DPhil, Department of Physiology, Anatomy & Genetics
Controlling tumour evolution in colorectal cancer by manipulating the physical & chemical properties of the tumour microenvironment
Colorectal cancer poses a significant clinical challenge: it is the 2nd most common cause of cancer death in the UK. A patient’s cancer will change over time by cell-level evolution. The direction of this evolution is guided by the microenvironment surrounding cancer cells. In colorectal cancer, there are tumour regions with an impaired blood supply & a corresponding reprogramming of cancer cell metabolism. The unique physical & chemical properties of these regions hinder the survival of most normal human cells, yet promote invasiveness, metastasis & therapy resistance in colorectal cancer. My research aims to understand how these unfavourable properties of the microenvironment guide the evolution of aggressive behaviours in colorectal cancer. I study this question using a panel of over 100 human colorectal cancer cell lines & xenograft models of colorectal cancer.
How could this research ultimately benefit patients?
Through defining how the tumour microenvironment guides the evolution of colorectal cancer, I aim to identify molecular signatures of this process. Such molecular signatures could be useful biomarkers for predicting the evolution of a patient’s colorectal cancer, for example, in response to treatment.
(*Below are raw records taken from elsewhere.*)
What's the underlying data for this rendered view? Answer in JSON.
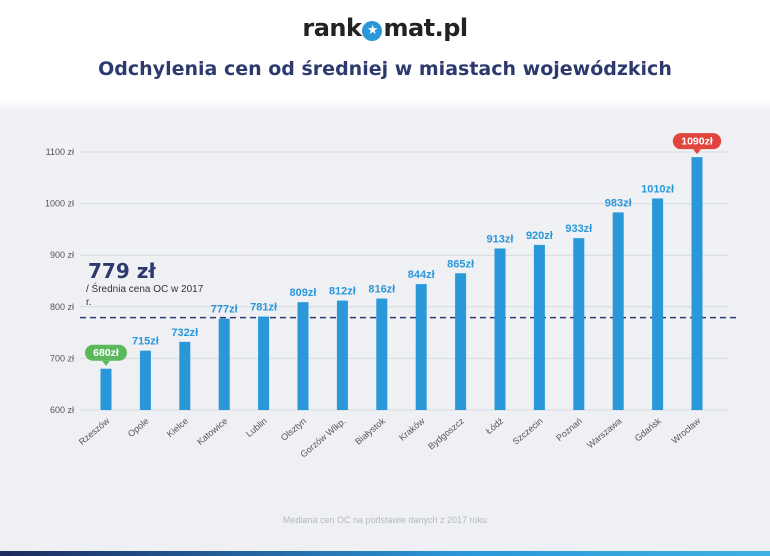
{
  "header": {
    "logo_text_left": "rank",
    "logo_badge": "★",
    "logo_text_right": "mat.pl",
    "title": "Odchylenia cen od średniej w miastach wojewódzkich"
  },
  "average": {
    "value": "779 zł",
    "label": "/  Średnia cena OC w 2017 r.",
    "line_value": 779
  },
  "footnote": "Mediana cen OC na podstawie danych z 2017 roku",
  "colors": {
    "bar": "#2a97d9",
    "value_label": "#2a97d9",
    "min_badge": "#5cb85c",
    "max_badge": "#e0463e",
    "avg_line": "#2d3a6e"
  },
  "chart_data": {
    "type": "bar",
    "title": "Odchylenia cen od średniej w miastach wojewódzkich",
    "categories": [
      "Rzeszów",
      "Opole",
      "Kielce",
      "Katowice",
      "Lublin",
      "Olsztyn",
      "Gorzów Wlkp.",
      "Białystok",
      "Kraków",
      "Bydgoszcz",
      "Łódź",
      "Szczecin",
      "Poznań",
      "Warszawa",
      "Gdańsk",
      "Wrocław"
    ],
    "values": [
      680,
      715,
      732,
      777,
      781,
      809,
      812,
      816,
      844,
      865,
      913,
      920,
      933,
      983,
      1010,
      1090
    ],
    "value_labels": [
      "680zł",
      "715zł",
      "732zł",
      "777zł",
      "781zł",
      "809zł",
      "812zł",
      "816zł",
      "844zł",
      "865zł",
      "913zł",
      "920zł",
      "933zł",
      "983zł",
      "1010zł",
      "1090zł"
    ],
    "yticks": [
      600,
      700,
      800,
      900,
      1000,
      1100
    ],
    "ytick_labels": [
      "600 zł",
      "700 zł",
      "800 zł",
      "900 zł",
      "1000 zł",
      "1100 zł"
    ],
    "ylim": [
      600,
      1100
    ],
    "reference_line": 779,
    "grid": true,
    "highlight_min_index": 0,
    "highlight_max_index": 15
  }
}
In addition, I aim to define factors that can disrupt properties of the tumour microenvironment that promote the evolution of invasiveness, metastatic potential & therapy resistance. These factors could offer therapeutic targets for manipulating the evolution of a patient’s colorectal cancer towards a less aggressive state.
Before starting my DPhil, I studied Medicine at the University of Oxford for 4 years. During my studies, I intercalated a BA in Medical Sciences during which I undertook a research project with the Swietach lab in the Department of Physiology, Anatomy & Genetics. My research investigated how the pH in the environment surrounding cells regulates the intracellular signalling that promotes pathological cell growth.